Malicious Scraping and Account Number Schemes

On Monday morning just before 11 AM my supervisor walked into my cube. “Hey Tom, did you change anything about the voting precincts query lately?” Nope, I hadn’t changed that thing in months. We walked over to his office where he was remoted into the VM that one of our databases runs on. Task Manager was showing 99% CPU usage. Emails from customers reporting the uncharacteristic slowness of Parcel Details, my web app, started pouring in.

My supervisor started the troubleshooting process by running a command against our MS-SQL server instance that reported what queries were taking the most resources to run. This report showed that a query that looked up voting precincts in my app was eating up an order of magnitude more resources than any of the other queries that this database was executing. As it turned out this was a bit of a red herring, but it eventually led us down the right path.

Next, we reviewed the database logs to look for errors or memory paging, of which there were none. Then we reviewed the logs for a related web app that my supervisor is responsible for supporting which showed that we were experiencing a minor traffic spike, approximately double our normal volume for this day of the week. Still concerned about the extreme CPU usage on the database server we poked around in the Windows event viewer for a few minutes to no avail.

Finally, I returned to my desk and opened the Application Insights dashboard for Parcel Details. It was immediately clear that something was very wrong. The average page load time was 1.5 minutes and 14k failed requests had been reported in the last 24 hours. Server response times had degraded to 1.2 minutes per request, 10k exceptions had been thrown, and 6.5k requests to dependencies had failed. I head straight to the Failures dashboard to investigate.

Three kinds of exceptions had been recorded: database request timed out, account number not found, and cannot open database connection. Looking at the first exception there wasn’t much useful information in the stack trace other than confirming that something had gone wrong with a SQL call to the overwhelmed database from earlier. But luckily for me App Insights had captured the URL of the request to our web server that had triggered this exception.

I fired up a copy of the app from Visual Studio 2019 and slapped the offending URL onto the end of the localhost route. Immediately I was able to reproduce the sluggishness that the users were reporting as the app took over a minute to bump me to an application exception page. Clearly this was a case of not failing out fast enough.

Inspecting the URL more closely I realized that the value for the ?parcel= query string was invalid. There are two formats for valid account/parcel numbers one is fourteen characters long and the other is seven characters long. Neither contain non-numerical characters, although there is a special case for a variant of the 14-digit version which includes dashes. The query string value that was causing this exception contained multiple letters.
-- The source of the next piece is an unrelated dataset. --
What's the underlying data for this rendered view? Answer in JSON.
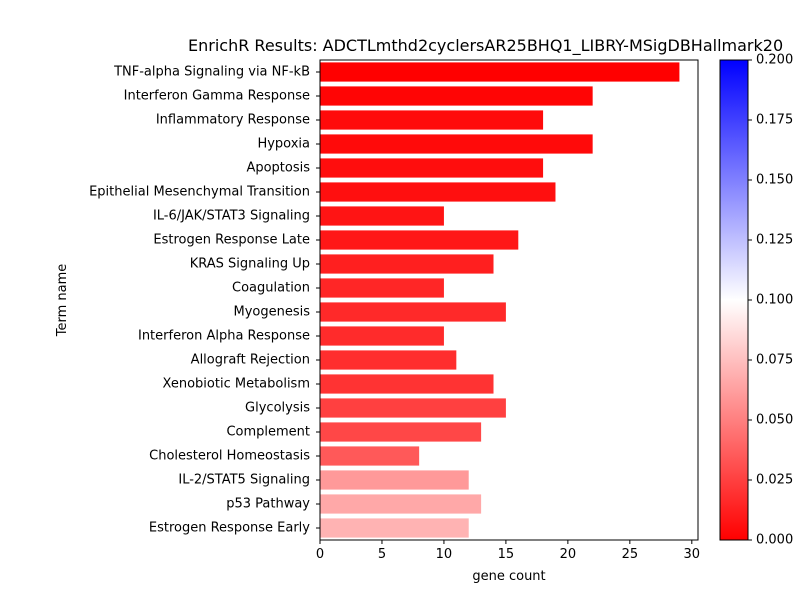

I went to the controller for this page and added a small chunk of input validation code that redirected requests with query strings containing characters other than digits and punctation back to the default search page rather than running them against the database. This change would short circuit the lookup for these accounts that don’t exist and spare the database the hassle of pointlessly trying to look it up.

I ran the testing suite and did a bit of manual verification testing in IIS Express to verify that the fix worked and nothing had regressed. Then I shipped the changes to the staging environment where I again manually verified that the fix worked before pushing this build to production. I waited for a few minutes for something terrible to happen and when nothing occurred, I left to walk around the block for a few minutes. Upon returning I refreshed the dashboard and saw that the telemetry from the database and web server had returned to normal. This incident was resolved in less than an hour.

I wrote up a short postmortem describing the attack and sent it to my supervisor and the customers. Then I started working on this blog post.